Tuesday, November 12, 2013

Confessions of a Quantitative Easer

Interesting opinion piece by a gentleman named Andrew Huszar.  Mr. Huszar is a former Fed official who was actually responsible for the $1.25 trillion dollar QE bond buying that occurred in 2009.

As Mr. Huszar states in his piece:
My part of the story began a few months later. Having been at the Fed for seven years, until early 2008, I was working on Wall Street in spring 2009 when I got an unexpected phone call. Would I come back to work on the Fed's trading floor? The job: managing what was at the heart of QE's bond-buying spree—a wild attempt to buy $1.25 trillion in mortgage bonds in 12 months. Incredibly, the Fed was calling to ask if I wanted to quarterback the largest economic stimulus in U.S. history.
 This was a dream job, but I hesitated. And it wasn't just nervousness about taking on such responsibility. I had left the Fed out of frustration, having witnessed the institution deferring more and more to Wall Street. Independence is at the heart of any central bank's credibility, and I had come to believe that the Fed's independence was eroding. Senior Fed officials, though, were publicly acknowledging mistakes and several of those officials emphasized to me how committed they were to a major Wall Street revamp. I could also see that they desperately needed reinforcements. I took a leap of faith.

It didn't take long for Mr. Huszar to see that nothing changed as he states:
 It wasn't long before my old doubts resurfaced. Despite the Fed's rhetoric, my program wasn't helping to make credit any more accessible for the average American. The banks were only issuing fewer and fewer loans. More insidiously, whatever credit they were extending wasn't getting much cheaper. QE may have been driving down the wholesale cost for banks to make loans, but Wall Street was pocketing most of the extra cash.
As for the results:
 And the impact? Even by the Fed's sunniest calculations, aggressive QE over five years has generated only a few percentage points of U.S. growth. By contrast, experts outside the Fed, such as Mohammed El Erian at the Pimco investment firm, suggest that the Fed may have created and spent over $4 trillion for a total return of as little as 0.25% of GDP (i.e., a mere $40 billion bump in U.S. economic output).

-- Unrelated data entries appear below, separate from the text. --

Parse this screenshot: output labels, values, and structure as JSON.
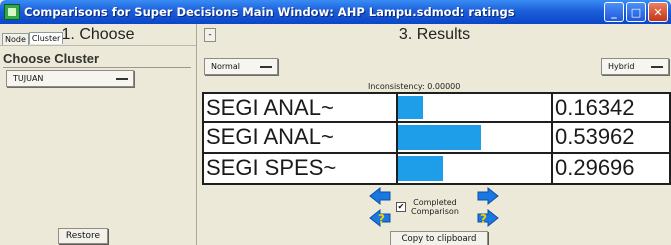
{
  "window": {
    "title": "Comparisons for Super Decisions Main Window: AHP Lampu.sdmod: ratings",
    "buttons": {
      "minimize": "_",
      "maximize": "□",
      "close": "✕"
    }
  },
  "left_panel": {
    "header": "1. Choose",
    "tabs": [
      {
        "label": "Node"
      },
      {
        "label": "Cluster",
        "active": true
      }
    ],
    "choose_cluster_label": "Choose Cluster",
    "cluster_dropdown_value": "TUJUAN",
    "restore_label": "Restore"
  },
  "right_panel": {
    "header": "3. Results",
    "collapse_label": "-",
    "mode_dropdown_value": "Normal",
    "type_dropdown_value": "Hybrid",
    "inconsistency": "Inconsistency: 0.00000",
    "results": [
      {
        "name": "SEGI ANAL~",
        "value": "0.16342",
        "priority": 0.16342
      },
      {
        "name": "SEGI ANAL~",
        "value": "0.53962",
        "priority": 0.53962
      },
      {
        "name": "SEGI SPES~",
        "value": "0.29696",
        "priority": 0.29696
      }
    ],
    "completed_checked": true,
    "completed_line1": "Completed",
    "completed_line2": "Comparison",
    "copy_label": "Copy to clipboard"
  },
  "colors": {
    "bar": "#1e9ee8",
    "titlebar": "#0a46c9"
  }
}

Both of those estimates indicate that QE isn't really working.

The most interesting part of the article is towards the end of the piece where he states:
 As for the rest of America, good luck. Because QE was relentlessly pumping money into the financial markets during the past five years, it killed the urgency for Washington to confront a real crisis: that of a structurally unsound U.S. economy. Yes, those financial markets have rallied spectacularly, breathing much-needed life back into 401(k)s, but for how long? Experts like Larry Fink at the BlackRock investment firm are suggesting that conditions are again "bubble-like." Meanwhile, the country remains overly dependent on Wall Street to drive economic growth.

I for one am still on the fence trying to figure out which side of the argument is valid.  Did QE help our economy or  has it put us in quite a bind right now.  My suspicion is that it could be a bit of both.  there is no question in my mind that as rates bumped against the zero lower bound the Fed was forced to try something a lot more exotic in order to try to help the economy.  Many people say that the best thing the Fed could have done would have been to significantly increase inflation rate targets in order to show that the Fed would not be getting in the way of a recovering economy even if it hit that 2% target but since that wasn't on the table QE was a valid option.

The big problems with QE are threefold:
  1. Since the big winners in the QE extravaganza are the banks that caused this mess in the first place has the Fed placed it's credibility in doubt with the general public?
  2. Will the Fed be able to time the "taper" correctly and allow market forces the necessary time to adjust?
  3. How ugly will the market adjustment be when the Fed tries to mop up the liquidity?
All good questions.  I keep searching for answers.